For the past week I’ve been wandering the streets of downtown Austin, seeing films around the clock at the SXSW Film Festival. Things are finally winding down so I thought I’d take a moment to share some thoughts with you. I’m torn over a favorite film this year, but getting the highest marks are the films listed below. Each is unique, but they provide a nice cross-section of where American indie cinema is today, or rather the current state of “mumblecore”.
I caught Dustin Guy Defa’s Bad Fever my first night here and I was absolutely blown away. The film is a metered and quiet yet forceful tale of one man’s struggle to be accepted, to find a friend. Kentucker Audley plays Eddie, a socially inept Utahan who meets Irene (Eléonor Hendricks), a manipulative vagabond, at the film’s outset. The two develop a troubled relationship, each using the other in turns. Kentucker, a filmmaker himself, delivers a performance that can stand up to any great American performance you can think of, including Marlon Brando’s Terry Malloy or Robert De Niro’s Travis Bickle.
Another brilliant performance came from Greta Gerwig in The Dish and the Spoon. Director Alison Bagnall taps Gerwig’s raw energy to build her protagonist, Rose, a woman trying to put her life back together after her husband admits to cheating. While drinking and driving around Delaware, she finds a wayward British boy played by Olly Alexander. Both are lost and looking for the existence of love in the universe, though perhaps not within one another. Gerwig is something of an indie godess, only recently making a foray into multiplexes with Noah Baumbach’s Greenberg and the upcoming Arthur with Russell Brand. She is not just one of the best actors of our time, but of any time. She can go toe to toe with Katherine Hepburn, Lucille Ball, Ingrid Bergman, Meryl Streep…anyone. Her vigorousness is a sight to behold in Bagnall’s latest.

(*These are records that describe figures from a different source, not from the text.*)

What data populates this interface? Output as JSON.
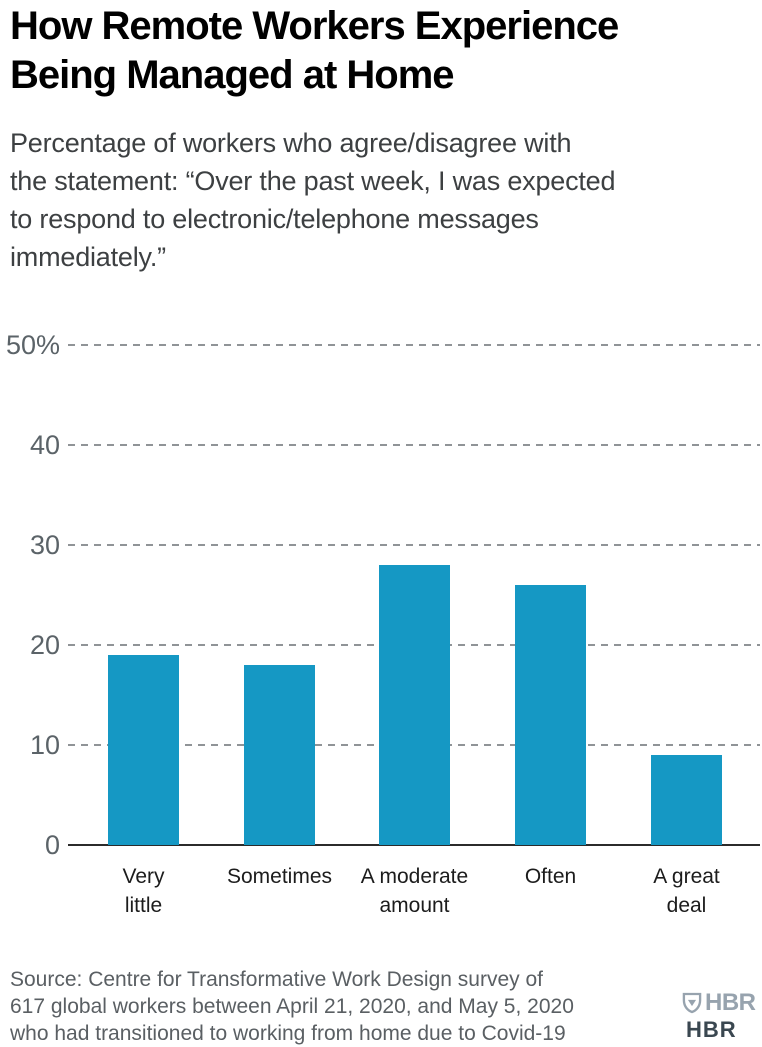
{
  "header": {
    "title": "How Remote Workers Experience\nBeing Managed at Home",
    "subtitle": "Percentage of workers who agree/disagree with\nthe statement: “Over the past week, I was expected\nto respond to electronic/telephone messages\nimmediately.”"
  },
  "chart_data": {
    "type": "bar",
    "title": "How Remote Workers Experience Being Managed at Home",
    "subtitle": "Percentage of workers who agree/disagree with the statement: “Over the past week, I was expected to respond to electronic/telephone messages immediately.”",
    "categories": [
      "Very little",
      "Sometimes",
      "A moderate amount",
      "Often",
      "A great deal"
    ],
    "category_labels_wrapped": [
      "Very\nlittle",
      "Sometimes",
      "A moderate\namount",
      "Often",
      "A great\ndeal"
    ],
    "values": [
      19,
      18,
      28,
      26,
      9
    ],
    "xlabel": "",
    "ylabel": "",
    "ylim": [
      0,
      50
    ],
    "yticks": [
      0,
      10,
      20,
      30,
      40,
      50
    ],
    "ytick_labels": [
      "0",
      "10",
      "20",
      "30",
      "40",
      "50%"
    ],
    "grid": "horizontal-dashed",
    "legend": "none",
    "bar_color": "#1598c4",
    "grid_color": "#909497",
    "baseline_color": "#2b2b2b"
  },
  "footer": {
    "source": "Source: Centre for Transformative Work Design survey of\n617 global workers between April 21, 2020, and May 5, 2020\nwho had transitioned to working from home due to Covid-19",
    "logo_text": "HBR",
    "clipped_mark": "HBR"
  },
  "layout_colors": {
    "accent_blue": "#1598c4",
    "logo_gray": "#97a3ae",
    "text_dark": "#1c1c1c",
    "text_gray": "#5a5f63"
  }
}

Finally, we have the apocalyptic love story Bellflower. It’s about two big-hearted demi-hipsters with a penchant for getting into trouble (they are building a flame thrower) and an obsession with Mad Max who meet girls who in turn become their undoing. It’s a simple tale of love and loss but told with a gritty stylization. Effected, dusty imagery pushed the point home that relationships can be brutal on one’s soul and sometimes on one’s own flesh. It is a stunning take on the conventions of understated Amer-indie mumblecore cinema.